Ultimately McCabe was charged with assaulting Hashim. Keefe and “Gonzales” were charged with failing to prevent the assault and with lying to cover it up. The high command offered them the option of non-judicial punishment—a letter of reprimand—if they would “admit” to conduct they all vehemently denied. The three demanded trial by court martial, the only option that would force the command to present its proof of conduct they insisted never occurred.
As the trials approached, the prosecution’s inappropriate tactics continued. For example, when numerous witnesses came forward with testimony that supported the SEALs, the witnesses were read their rights and effectively threatened with charges of a cover up if they did not support the prosecution’s case. Ultimately a military judge rebuked the prosecution for its conduct, ruling (perhaps at risk to his career) that the witnesses could testify without facing criminal charges for doing so.

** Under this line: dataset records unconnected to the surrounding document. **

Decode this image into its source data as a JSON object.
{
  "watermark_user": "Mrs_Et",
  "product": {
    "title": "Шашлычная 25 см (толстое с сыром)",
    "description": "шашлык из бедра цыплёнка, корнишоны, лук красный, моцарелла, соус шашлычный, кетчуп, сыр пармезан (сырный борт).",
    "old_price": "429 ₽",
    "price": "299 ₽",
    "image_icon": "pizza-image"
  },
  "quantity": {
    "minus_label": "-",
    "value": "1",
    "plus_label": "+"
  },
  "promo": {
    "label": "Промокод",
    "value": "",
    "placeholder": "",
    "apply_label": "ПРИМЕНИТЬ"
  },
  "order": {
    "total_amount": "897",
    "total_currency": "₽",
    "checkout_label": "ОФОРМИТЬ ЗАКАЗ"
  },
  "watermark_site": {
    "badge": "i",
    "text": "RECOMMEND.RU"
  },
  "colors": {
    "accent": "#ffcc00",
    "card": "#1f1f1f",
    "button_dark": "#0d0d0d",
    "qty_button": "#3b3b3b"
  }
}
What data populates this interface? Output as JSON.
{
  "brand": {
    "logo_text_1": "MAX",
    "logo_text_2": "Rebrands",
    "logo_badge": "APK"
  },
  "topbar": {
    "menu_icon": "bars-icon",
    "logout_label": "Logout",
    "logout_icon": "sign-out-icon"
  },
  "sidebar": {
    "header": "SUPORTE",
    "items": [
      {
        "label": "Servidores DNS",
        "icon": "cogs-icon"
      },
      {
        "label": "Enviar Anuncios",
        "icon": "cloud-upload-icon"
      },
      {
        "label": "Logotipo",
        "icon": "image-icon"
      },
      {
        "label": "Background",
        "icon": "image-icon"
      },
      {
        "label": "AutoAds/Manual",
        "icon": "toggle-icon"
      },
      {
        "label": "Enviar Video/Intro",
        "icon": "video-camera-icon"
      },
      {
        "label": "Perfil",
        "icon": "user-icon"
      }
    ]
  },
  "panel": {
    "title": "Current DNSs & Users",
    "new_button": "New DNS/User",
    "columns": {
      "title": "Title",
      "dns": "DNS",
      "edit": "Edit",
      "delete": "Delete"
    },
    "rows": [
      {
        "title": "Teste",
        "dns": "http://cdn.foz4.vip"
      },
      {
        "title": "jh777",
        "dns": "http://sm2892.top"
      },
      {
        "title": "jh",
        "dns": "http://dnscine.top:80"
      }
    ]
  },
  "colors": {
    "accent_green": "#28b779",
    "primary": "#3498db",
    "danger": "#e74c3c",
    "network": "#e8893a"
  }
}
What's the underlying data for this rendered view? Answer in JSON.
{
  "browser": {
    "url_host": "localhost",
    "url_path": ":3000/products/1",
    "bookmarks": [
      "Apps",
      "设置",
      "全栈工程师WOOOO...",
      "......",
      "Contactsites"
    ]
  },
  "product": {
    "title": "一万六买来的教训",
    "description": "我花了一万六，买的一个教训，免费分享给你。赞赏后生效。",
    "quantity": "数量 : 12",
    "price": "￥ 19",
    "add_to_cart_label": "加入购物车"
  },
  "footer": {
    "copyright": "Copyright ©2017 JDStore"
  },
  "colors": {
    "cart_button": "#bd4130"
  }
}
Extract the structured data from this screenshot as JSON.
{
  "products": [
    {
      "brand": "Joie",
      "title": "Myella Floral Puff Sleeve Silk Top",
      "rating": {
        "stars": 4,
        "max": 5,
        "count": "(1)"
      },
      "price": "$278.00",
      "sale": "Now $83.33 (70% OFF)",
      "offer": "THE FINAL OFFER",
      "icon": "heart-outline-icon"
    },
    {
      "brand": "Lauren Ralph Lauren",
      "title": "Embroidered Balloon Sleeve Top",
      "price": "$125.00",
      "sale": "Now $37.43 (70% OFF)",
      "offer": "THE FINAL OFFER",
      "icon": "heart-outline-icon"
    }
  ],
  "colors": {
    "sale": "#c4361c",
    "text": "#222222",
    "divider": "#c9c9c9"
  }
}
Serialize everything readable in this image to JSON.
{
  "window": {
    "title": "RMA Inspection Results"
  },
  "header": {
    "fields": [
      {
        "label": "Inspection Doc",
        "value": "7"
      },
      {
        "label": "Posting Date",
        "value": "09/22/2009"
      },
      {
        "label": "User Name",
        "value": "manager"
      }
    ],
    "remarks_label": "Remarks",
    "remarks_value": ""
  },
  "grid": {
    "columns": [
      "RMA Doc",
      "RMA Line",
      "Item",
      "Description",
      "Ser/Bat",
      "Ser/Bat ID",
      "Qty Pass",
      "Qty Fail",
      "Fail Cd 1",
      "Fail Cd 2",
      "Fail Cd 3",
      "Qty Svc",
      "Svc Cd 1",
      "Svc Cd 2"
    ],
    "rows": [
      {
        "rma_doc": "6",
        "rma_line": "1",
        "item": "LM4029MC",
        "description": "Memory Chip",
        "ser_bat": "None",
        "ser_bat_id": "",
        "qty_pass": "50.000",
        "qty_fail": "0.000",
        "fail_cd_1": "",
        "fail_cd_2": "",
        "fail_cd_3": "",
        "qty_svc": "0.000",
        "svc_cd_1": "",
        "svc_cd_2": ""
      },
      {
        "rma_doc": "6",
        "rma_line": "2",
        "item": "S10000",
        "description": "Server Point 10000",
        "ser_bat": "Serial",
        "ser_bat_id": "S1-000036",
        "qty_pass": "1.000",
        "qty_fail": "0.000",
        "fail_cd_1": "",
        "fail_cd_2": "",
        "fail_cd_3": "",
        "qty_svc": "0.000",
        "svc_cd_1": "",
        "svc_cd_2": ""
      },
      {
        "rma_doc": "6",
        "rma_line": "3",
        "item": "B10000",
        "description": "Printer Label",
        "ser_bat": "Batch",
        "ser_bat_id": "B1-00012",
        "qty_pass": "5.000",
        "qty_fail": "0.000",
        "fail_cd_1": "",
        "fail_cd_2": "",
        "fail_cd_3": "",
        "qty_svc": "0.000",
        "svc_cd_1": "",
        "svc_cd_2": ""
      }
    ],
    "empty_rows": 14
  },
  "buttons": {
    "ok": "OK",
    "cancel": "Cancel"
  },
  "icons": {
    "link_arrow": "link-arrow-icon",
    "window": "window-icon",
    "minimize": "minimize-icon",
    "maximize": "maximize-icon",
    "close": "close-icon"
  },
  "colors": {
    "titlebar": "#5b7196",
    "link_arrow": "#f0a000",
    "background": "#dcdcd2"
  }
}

All three SEALs were acquitted. Verdicts were reached swiftly. Debriefing of jurors revealed that they found the prosecution’s key witnesses, Westinson and Hashim, totally lacking in credibility. Most observers came away believing that Hashim bit and bloodied his own lip, and that Westinson concocted his evolving story in a successful effort to avoid disciplinary action for failing to watch Hashim.
At the end of the day, it was clear that the prosecution’s evidence was flimsy and contrived, and the evidence in support of the SEALs was overwhelming. This underscored that the charges should never have been filed in the first place. Nevertheless, afterwards, General Cleveland issued a statement that was unapologetic and utterly unsympathetic to the SEALs.
We can all take heart that the three SEALs showed tremendous skill and courage in the operation that bagged a much-wanted terrorist, and showed great moral courage and personal honor by choosing the risk of a prison sentence in order to clear their names. Reassuringly, the military judges and jurors involved showed similar fortitude. At trial the prosecution urged them to “find their moral courage.” They all did.
Those who respect our military will be angered reading this book. And they will be frustrated to read that General Cleveland, who ordered the investigation and prosecution of the SEALs, and was unrepentant about doing so even when it was crystal clear the case was completely baseless, has been nominated by President Obama for promotion. Mr. Robinson wonders, as we all should, what has happened to our commanders when they care less for the rights of our military personnel than for those of lawless killers.